Short-term bond prices tumble on “orderly” rate normalization comment from BOK chief

2021.06.11 13:56:34

[Photo by Bank of Korea]이미지 확대

[Photo by Bank of Korea]

South Korea’s central bank chief on Friday echoed U.S. Treasury Secretary Janet Yellen in readying the market for interest rates moving up from record-low levels within the year.

“If we can expect the economy to keep up solid recovery pace, current loose monetary policy would have to be normalized in timely and orderly manner,” Bank of Korea (BOK) Governor Lee Ju-yeol told bankers celebrating the 71st anniversary of the central bank founding.

The timing and pace in adjusting the loose rate and monetary policy will depend on the virus developments, economic growth pace and sustainability and financial risk from private debt load, he said.

Lee had floated the possibility of a rate hike within the year last month after sharply raising the bank’s growth outlook for this year and next. “A rate hike within the year would depend on the economic developments,” he said, pointedly referring to a hike for the first time.

The benchmark rate has stayed at the historic low of 0.50 percent since May last year after back-to-back cuts from 1.25 percent upon the sweeping outbreak of Covid-19 in February.

The debt market was mixed upon Lee’s clearer harbinger for a tightening.

The shorter-dated bond yields rose on the bet of a rate hike, while the longer ones that have gained faster already fell on profit-taking. The one-year government bond yield rose 4.1 basis point to 0.760 percent, the two-year one 4.4 basis points to 1.184 percent and the three-year 2.1 basis point to 1.303 percent. The 10-year government bond yield fell 0.9 basis point to 2.076 percent.

The governor has been readying the market for higher rates by raising concerns about “deepening financial imbalances” – or the bubbly asset market and unfazed growth in household debt due to lush liquidity from record fiscal and monetary stimuli to fight Covid-19.
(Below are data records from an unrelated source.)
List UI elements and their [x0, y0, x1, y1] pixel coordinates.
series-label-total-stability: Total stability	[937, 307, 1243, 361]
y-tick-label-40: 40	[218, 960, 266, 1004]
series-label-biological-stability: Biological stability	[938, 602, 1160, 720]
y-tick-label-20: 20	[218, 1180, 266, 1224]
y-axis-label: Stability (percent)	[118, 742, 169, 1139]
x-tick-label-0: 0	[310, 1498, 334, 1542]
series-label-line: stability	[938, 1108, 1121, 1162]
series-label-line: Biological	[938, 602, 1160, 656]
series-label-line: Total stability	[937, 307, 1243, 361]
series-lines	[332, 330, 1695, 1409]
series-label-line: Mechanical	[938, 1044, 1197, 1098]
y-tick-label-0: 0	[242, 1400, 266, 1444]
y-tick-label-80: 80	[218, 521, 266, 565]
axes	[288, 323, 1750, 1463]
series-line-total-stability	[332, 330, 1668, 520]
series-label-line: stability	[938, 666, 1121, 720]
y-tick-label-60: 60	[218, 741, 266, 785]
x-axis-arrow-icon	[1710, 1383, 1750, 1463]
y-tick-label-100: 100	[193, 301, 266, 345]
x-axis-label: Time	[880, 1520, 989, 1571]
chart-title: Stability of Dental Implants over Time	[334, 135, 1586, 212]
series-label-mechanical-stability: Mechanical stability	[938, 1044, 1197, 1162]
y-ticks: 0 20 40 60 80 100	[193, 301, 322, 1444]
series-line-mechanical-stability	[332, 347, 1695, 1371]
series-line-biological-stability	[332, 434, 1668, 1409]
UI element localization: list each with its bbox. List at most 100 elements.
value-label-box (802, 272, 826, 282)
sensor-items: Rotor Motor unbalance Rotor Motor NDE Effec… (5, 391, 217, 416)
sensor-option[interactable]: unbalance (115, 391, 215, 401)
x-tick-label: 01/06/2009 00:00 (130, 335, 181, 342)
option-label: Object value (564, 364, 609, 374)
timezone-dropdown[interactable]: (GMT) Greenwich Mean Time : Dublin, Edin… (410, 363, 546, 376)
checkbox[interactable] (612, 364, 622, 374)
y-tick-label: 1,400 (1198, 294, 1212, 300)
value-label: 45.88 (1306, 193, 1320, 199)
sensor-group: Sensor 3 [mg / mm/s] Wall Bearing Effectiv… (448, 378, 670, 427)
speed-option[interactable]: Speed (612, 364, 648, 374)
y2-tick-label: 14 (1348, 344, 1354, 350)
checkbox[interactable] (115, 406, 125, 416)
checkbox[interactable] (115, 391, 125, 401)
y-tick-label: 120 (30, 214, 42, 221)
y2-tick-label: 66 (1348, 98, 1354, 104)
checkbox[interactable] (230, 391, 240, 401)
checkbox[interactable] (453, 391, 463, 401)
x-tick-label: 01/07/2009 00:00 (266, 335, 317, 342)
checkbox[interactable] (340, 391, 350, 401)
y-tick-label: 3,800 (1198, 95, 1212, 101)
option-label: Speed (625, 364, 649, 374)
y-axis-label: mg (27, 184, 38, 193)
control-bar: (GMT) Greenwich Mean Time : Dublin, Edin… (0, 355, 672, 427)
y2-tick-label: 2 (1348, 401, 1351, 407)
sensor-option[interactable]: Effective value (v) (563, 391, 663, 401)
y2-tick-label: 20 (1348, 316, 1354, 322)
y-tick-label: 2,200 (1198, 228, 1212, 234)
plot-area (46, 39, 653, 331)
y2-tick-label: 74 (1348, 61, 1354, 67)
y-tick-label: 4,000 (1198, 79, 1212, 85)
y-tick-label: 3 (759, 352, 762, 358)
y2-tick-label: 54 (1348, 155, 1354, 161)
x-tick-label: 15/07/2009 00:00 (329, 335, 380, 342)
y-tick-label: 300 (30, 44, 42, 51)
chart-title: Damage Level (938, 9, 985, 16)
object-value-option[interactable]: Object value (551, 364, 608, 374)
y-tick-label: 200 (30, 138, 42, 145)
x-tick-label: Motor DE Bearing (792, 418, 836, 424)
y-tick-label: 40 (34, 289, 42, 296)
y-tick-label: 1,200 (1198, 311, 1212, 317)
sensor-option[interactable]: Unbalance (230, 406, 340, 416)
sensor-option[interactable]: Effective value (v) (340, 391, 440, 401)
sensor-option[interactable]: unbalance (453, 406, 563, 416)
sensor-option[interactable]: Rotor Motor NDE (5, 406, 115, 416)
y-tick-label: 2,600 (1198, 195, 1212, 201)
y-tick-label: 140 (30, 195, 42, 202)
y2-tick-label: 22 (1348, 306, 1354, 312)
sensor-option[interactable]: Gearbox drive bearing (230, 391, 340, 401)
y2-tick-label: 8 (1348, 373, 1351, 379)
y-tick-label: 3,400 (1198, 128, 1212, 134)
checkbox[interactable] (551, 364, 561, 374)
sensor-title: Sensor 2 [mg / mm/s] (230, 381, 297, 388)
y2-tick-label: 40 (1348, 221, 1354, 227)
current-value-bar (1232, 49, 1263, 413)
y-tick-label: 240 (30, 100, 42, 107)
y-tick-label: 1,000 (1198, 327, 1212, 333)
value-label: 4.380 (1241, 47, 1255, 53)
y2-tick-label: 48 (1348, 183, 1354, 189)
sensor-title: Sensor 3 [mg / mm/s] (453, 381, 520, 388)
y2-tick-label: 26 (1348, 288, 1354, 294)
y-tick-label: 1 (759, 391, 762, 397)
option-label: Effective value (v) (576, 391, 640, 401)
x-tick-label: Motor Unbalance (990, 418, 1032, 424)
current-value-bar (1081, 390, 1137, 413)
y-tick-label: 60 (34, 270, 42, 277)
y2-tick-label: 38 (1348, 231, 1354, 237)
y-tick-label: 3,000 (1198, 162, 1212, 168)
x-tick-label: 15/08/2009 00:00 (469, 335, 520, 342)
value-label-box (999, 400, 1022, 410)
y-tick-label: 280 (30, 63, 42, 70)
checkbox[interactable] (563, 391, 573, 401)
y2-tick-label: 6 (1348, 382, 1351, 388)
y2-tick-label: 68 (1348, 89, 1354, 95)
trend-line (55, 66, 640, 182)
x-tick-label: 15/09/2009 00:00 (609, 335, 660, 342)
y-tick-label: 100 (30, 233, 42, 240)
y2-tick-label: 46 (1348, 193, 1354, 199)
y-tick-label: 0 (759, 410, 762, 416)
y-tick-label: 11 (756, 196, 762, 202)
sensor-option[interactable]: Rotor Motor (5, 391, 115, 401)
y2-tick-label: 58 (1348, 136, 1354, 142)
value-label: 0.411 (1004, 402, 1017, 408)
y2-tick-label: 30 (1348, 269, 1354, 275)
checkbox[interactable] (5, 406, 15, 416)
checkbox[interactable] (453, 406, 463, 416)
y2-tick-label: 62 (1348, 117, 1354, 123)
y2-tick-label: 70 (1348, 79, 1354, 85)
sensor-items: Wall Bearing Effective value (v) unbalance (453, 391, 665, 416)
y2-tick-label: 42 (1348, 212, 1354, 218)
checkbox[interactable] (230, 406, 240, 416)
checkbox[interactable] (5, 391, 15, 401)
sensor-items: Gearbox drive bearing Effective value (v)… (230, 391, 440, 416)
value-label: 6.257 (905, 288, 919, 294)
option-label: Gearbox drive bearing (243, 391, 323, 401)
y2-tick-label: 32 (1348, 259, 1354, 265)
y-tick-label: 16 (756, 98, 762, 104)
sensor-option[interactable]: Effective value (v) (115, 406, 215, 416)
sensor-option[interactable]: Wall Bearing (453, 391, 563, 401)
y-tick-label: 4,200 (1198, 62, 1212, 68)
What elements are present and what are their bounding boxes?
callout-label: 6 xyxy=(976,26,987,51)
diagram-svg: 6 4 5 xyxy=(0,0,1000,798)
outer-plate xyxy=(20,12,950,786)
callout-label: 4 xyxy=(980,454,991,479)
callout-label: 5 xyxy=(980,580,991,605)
The rationale for tightening quickly built up after the economy picked up faster-than-expected 1.7 percent in the first quarter and exports have been roaring at record levels so far in the year that boosted growth outlook to 4.0 percent from 3.0 percent.

As in the U.S. and elsewhere, inflation from surging commodity prices also has added grounds for a monetary policy response.